Phase transitions for the $XY$ model in non-uniformly elliptic and Poisson-Voronoi environments
Paul Dario, Christophe Garban
TL;DR
The paper establishes that the XY model’s canonical phase transitions are robust to non-uniformly elliptic quenched disorder from percolation and Poisson-Voronoi environments. By leveraging Wells' inequality to compare quenched and annealed versions, and using Ginibre’s correlation inequality alongside a renormalization scheme on supercritical clusters, the authors prove a BKT transition in $d=2$ for percolation and Voronoi settings, and long-range order in $d\ge3$ at sufficiently large inverse temperature. The results extend to high-density percolation and generalized extended lattices, providing almost-sure statements and detailed percolation-renormalization arguments. This work deepens understanding of how geometric randomness in the underlying graph affects continuous-symmetry spin systems and offers techniques potentially applicable to related models such as the Heisenberg or Villain variants.

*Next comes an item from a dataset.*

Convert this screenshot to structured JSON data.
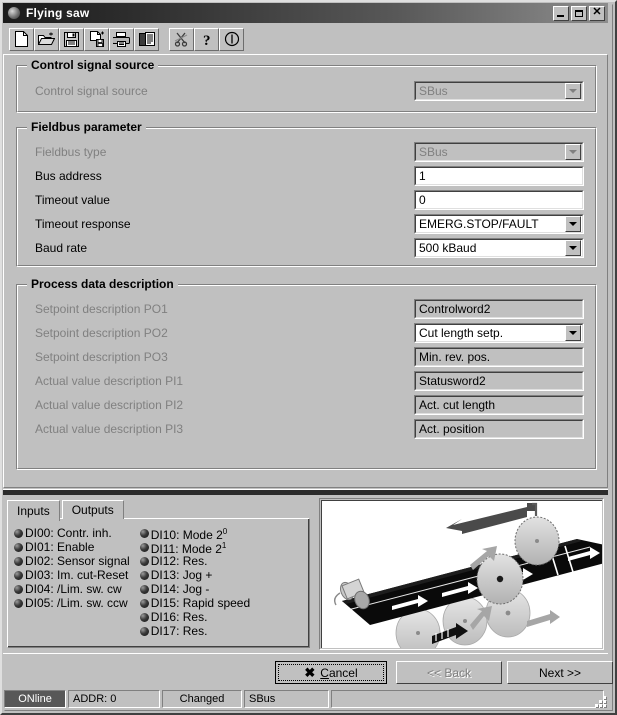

The findings have significance for statistical physics in disordered media, including implications for Polyakov-type conjectures and the study of quenched randomness in low-temperature phases.
Abstract
The goal of this paper is to analyze how the celebrated phase transitions of the $XY$ model are affected by the presence of a non-elliptic quenched disorder. In dimension $d=2$, we prove that if one considers an $XY$ model on the infinite cluster of a supercritical percolation configuration, the Berezinskii-Kosterlitz-Thouless (BKT) phase transition still occurs despite the presence of quenched disorder. The proof works for all $p>p_c$ (site or edge). We also show that the $XY$ model defined on a planar Poisson-Voronoi graph also undergoes a BKT phase transition. When $d\geq 3$, we show in a similar fashion that the continuous symmetry breaking of the $XY$ model at low enough temperature is not affected by the presence of quenched disorder such as supercritical percolation (in $\mathbb{Z}^d$) or Poisson-Voronoi (in $\mathbb{R}^d$). Adapting either Fröhlich-Spencer's proof of existence of a BKT phase transition or the more recent proofs of Lammers, van Engelenburg-Lis and Aizenman-Harel-Peled-Shapiro to such non-uniformly elliptic disorders appears to be non-trivial. Instead, our proofs rely on a relatively little known correlation inequality called Wells' inequality.